Gardening has been a lifelong passion for Wende and she’d like to share her passion with her readers. Follow her as she writes about her gardening adventures, lists tasks to do depending on the season, and gives easy to understand gardening advice.
I planted a mixed variety of lettuce in my garden this year and as I watched it grow I wondered exactly what kinds of lettuce it was. One of the plants in the row didn’t look like a type of lettuce, so I wasn’t sure if I should pull them out because they were weeds or leave them because they were some type that I didn’t recognize. I decided to find out – after all, I didn’t want to eat it and find out its poisonous or something! The package said “Mesclun”, which I knew meant “mixed”. I dug out the seed packet and in fine print it listed quite a few types.

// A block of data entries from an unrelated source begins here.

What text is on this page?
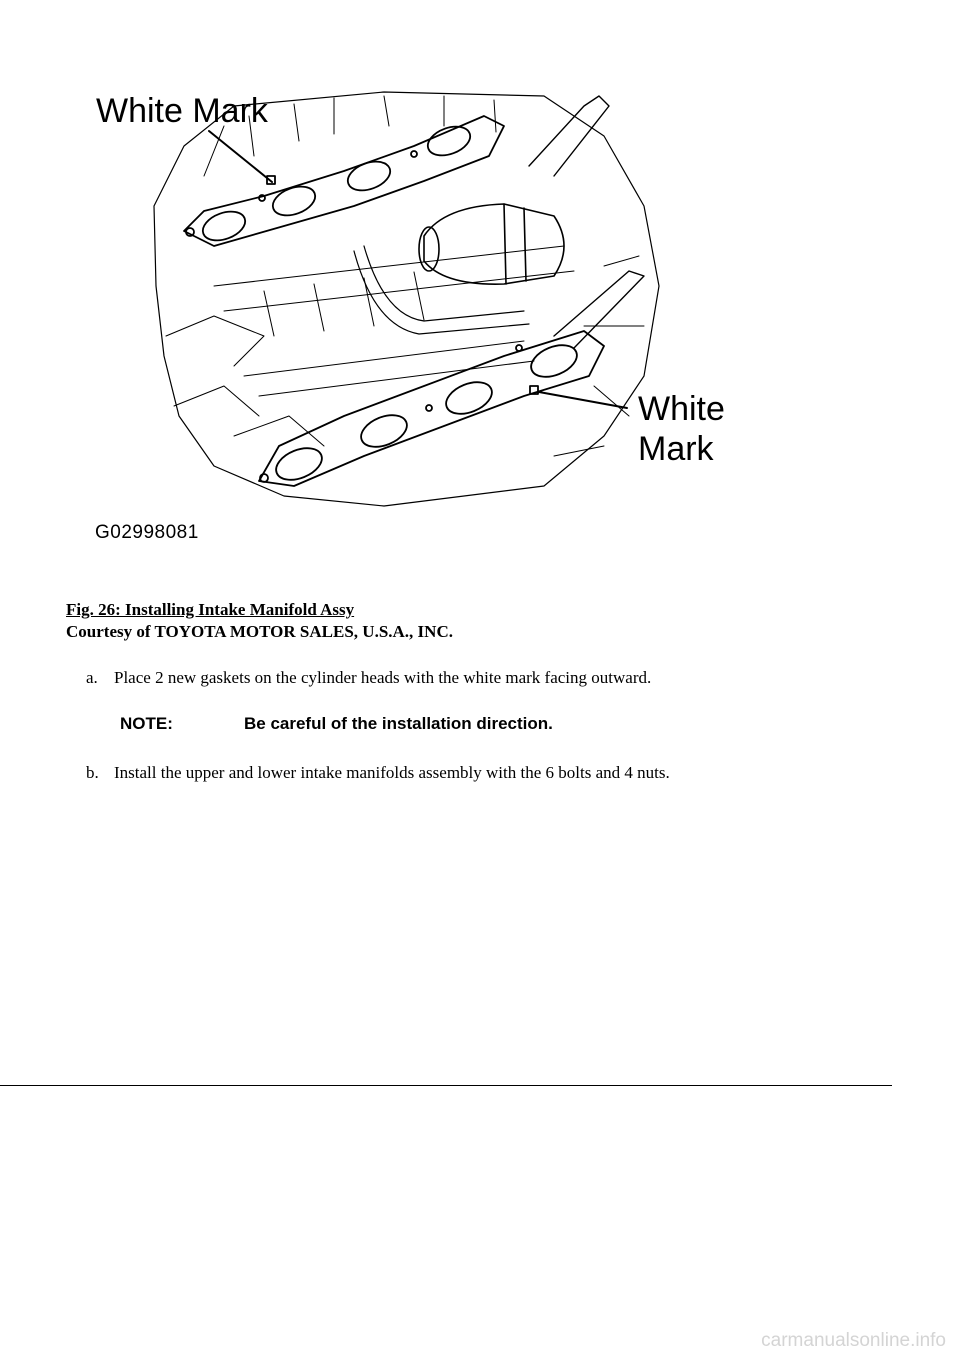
White Mark
White
Mark
G02998081
Fig. 26: Installing Intake Manifold Assy
Courtesy of TOYOTA MOTOR SALES, U.S.A., INC.
a. Place 2 new gaskets on the cylinder heads with the white mark facing outward.
NOTE:	Be careful of the installation direction.
b. Install the upper and lower intake manifolds assembly with the 6 bolts and 4 nuts.
carmanualsonline.info
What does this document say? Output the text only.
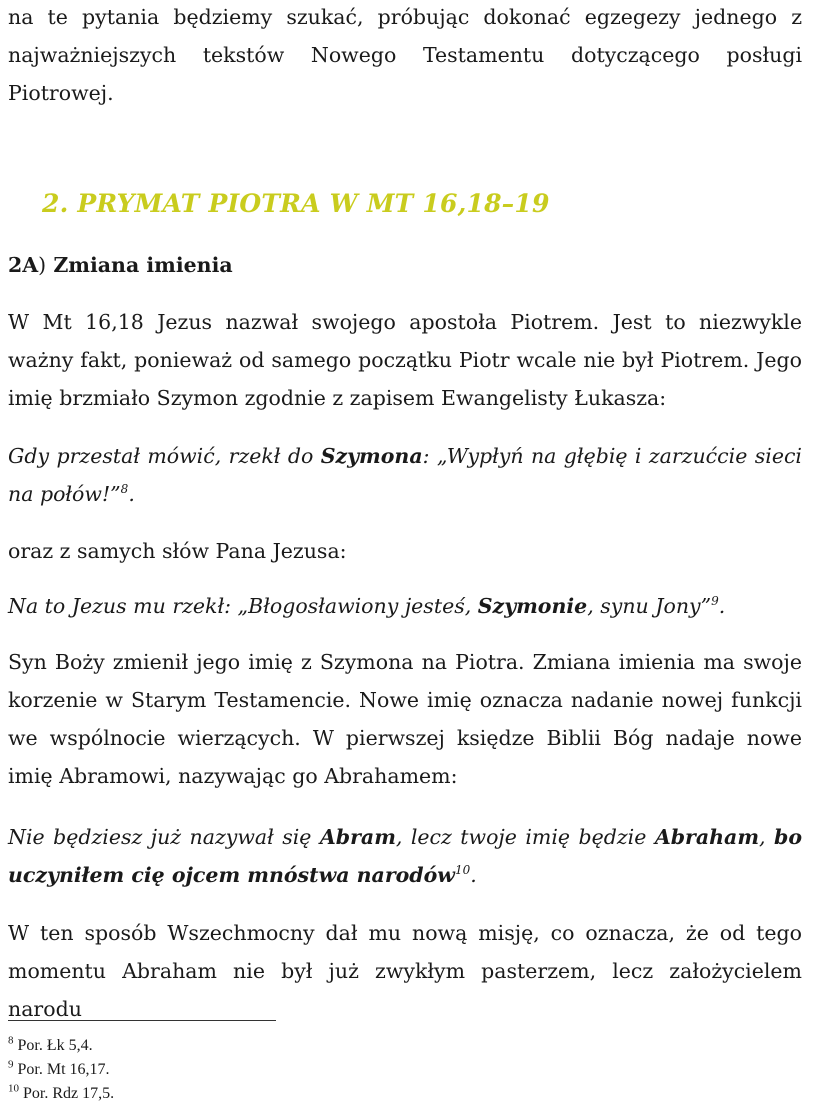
na te pytania będziemy szukać, próbując dokonać egzegezy jednego z najważniejszych tekstów Nowego Testamentu dotyczącego posługi Piotrowej.

2. PRYMAT PIOTRA W MT 16,18–19
2A) Zmiana imienia

W Mt 16,18 Jezus nazwał swojego apostoła Piotrem. Jest to niezwykle ważny fakt, ponieważ od samego początku Piotr wcale nie był Piotrem. Jego imię brzmiało Szymon zgodnie z zapisem Ewangelisty Łukasza:

Gdy przestał mówić, rzekł do Szymona: „Wypłyń na głębię i zarzućcie sieci na połów!”$^8$.

oraz z samych słów Pana Jezusa:

Na to Jezus mu rzekł: „Błogosławiony jesteś, Szymonie, synu Jony”$^9$.

Syn Boży zmienił jego imię z Szymona na Piotra. Zmiana imienia ma swoje korzenie w Starym Testamencie. Nowe imię oznacza nadanie nowej funkcji we wspólnocie wierzących. W pierwszej księdze Biblii Bóg nadaje nowe imię Abramowi, nazywając go Abrahamem:

Nie będziesz już nazywał się Abram, lecz twoje imię będzie Abraham, bo uczyniłem cię ojcem mnóstwa narodów$^{10}$.

W ten sposób Wszechmocny dał mu nową misję, co oznacza, że od tego momentu Abraham nie był już zwykłym pasterzem, lecz założycielem narodu

$^8$ Por. Łk 5,4.

$^9$ Por. Mt 16,17.

$^{10}$ Por. Rdz 17,5.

I looked for pictures of them on the internet just to be sure. This is what I found.
Mesclun means "mixed" in Provencal and is traditionally composed of several varieties of wild-harvested, young greens. Most mesclun sold today is cultivated--planted as beds of mixed lettuce seeds harvested when the leaves reach the desired size of 3 to 6 inches). Look for mixes that contain young, sweet leaves from a variety of tender lettuces, maybe a bit of curly endive for texture, some peppery watercress or arugula for bite, and maybe a few herbs. Some farms and markets sell special "spicy" mixtures that have more arugula, watercress, mezzula, and mustard leaves.
There are four main types of lettuce, listed below with different varieties shown:
Dark Green Cos
Parris Island Cos
Bibb and Salad Bibb
Dark Green Boston
Black Seeded Simpson
New Red Fire
Oak Leaf Lettuce
So after all that research, I didn’t find a picture of the one plant that I couldn’t identify as a type of lettuce, so it will have to go. It didn’t look like the regular weeds I would expect to see in a veggie garden, but if it is a lettuce or type of herb that got mixed into my seed, it’s not common enough for me to be satisfied that it’s OK to eat. I hate to pull you out by the roots, but you must go.